According to the WOLA report, Lowering Expectations, the new data are significant because they confirm the central findings of an important 2004 study by ONDCP: cocaine prices have fluctuated many times over the years, but with a clear downward trajectory. New price spikes are to be expected, but the historical record suggests that they will also prove to be temporary.
"On the eve of President Obama's trip to Mexico," said WOLA Senior Associate John Walsh, "these findings reinforce the importance of focusing greater attention on demand reduction and harm reduction, while deliberately lowering expectations for what supply-control strategies can achieve."
Lowering Expectations describes how the government's new data undermine claims made during the previous administration that supply disruptions had achieved unprecedented cocaine shortages in the United States.
- U.S. retail cocaine prices declined every year from 2004 through 2007, while purity remained high.

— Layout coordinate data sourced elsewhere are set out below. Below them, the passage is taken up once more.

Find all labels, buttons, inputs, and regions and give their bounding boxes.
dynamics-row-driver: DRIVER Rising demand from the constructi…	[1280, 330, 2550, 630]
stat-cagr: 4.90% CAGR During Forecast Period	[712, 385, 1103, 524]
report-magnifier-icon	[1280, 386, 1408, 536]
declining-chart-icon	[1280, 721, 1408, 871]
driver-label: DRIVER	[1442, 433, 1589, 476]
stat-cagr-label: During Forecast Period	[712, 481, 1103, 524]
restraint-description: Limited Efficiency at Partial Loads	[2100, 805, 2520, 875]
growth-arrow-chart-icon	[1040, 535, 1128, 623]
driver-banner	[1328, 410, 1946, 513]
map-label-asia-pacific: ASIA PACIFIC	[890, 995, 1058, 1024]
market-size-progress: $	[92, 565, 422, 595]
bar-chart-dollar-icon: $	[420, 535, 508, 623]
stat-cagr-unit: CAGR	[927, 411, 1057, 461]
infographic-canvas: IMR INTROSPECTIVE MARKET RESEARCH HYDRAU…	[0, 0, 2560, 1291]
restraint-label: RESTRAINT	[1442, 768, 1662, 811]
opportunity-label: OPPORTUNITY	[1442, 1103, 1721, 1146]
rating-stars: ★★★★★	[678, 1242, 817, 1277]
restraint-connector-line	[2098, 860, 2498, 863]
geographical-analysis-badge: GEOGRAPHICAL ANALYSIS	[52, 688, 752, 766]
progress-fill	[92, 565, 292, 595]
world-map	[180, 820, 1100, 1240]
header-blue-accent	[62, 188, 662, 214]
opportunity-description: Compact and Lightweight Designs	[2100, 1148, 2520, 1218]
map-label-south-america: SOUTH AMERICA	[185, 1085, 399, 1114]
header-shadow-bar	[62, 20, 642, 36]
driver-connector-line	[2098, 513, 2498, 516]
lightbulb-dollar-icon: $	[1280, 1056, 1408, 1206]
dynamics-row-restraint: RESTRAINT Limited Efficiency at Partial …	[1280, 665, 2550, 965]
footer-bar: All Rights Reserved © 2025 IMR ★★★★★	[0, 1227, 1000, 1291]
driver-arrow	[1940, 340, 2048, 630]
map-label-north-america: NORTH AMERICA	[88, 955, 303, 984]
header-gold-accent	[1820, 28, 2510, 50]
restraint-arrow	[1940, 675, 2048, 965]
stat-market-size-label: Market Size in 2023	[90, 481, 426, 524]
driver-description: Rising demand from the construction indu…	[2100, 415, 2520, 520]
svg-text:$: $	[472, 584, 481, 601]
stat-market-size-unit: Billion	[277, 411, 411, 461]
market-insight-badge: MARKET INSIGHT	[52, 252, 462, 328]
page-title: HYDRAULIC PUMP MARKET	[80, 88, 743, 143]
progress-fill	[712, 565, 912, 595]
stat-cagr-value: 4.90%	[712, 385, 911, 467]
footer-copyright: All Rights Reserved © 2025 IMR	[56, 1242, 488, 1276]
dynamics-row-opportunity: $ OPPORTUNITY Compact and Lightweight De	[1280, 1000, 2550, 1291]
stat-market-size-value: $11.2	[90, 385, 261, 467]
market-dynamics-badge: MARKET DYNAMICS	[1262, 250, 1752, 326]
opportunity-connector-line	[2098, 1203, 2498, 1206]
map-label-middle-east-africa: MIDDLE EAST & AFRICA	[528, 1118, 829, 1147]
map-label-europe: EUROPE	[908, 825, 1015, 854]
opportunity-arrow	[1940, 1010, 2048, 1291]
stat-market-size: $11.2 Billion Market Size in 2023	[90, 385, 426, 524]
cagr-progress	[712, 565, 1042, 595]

- In 2007, cocaine's price settled to the lowest level on record, nearly 22 percent below the 1999 price, before Plan Colombia was launched.
- The decline of cocaine prices through 2007 squares with recent U.S. and UN assessments that overall cocaine production has been increasing.
- Cocaine prices have been falling since the early 1980s, and even fairly large price spikes have always been reversed eventually.
"When new price spikes are announced," said Walsh, "they have to be considered in light of the historical evidence, not mere wishful thinking. None of the many previous spikes have put a lasting dent in the U.S. cocaine market."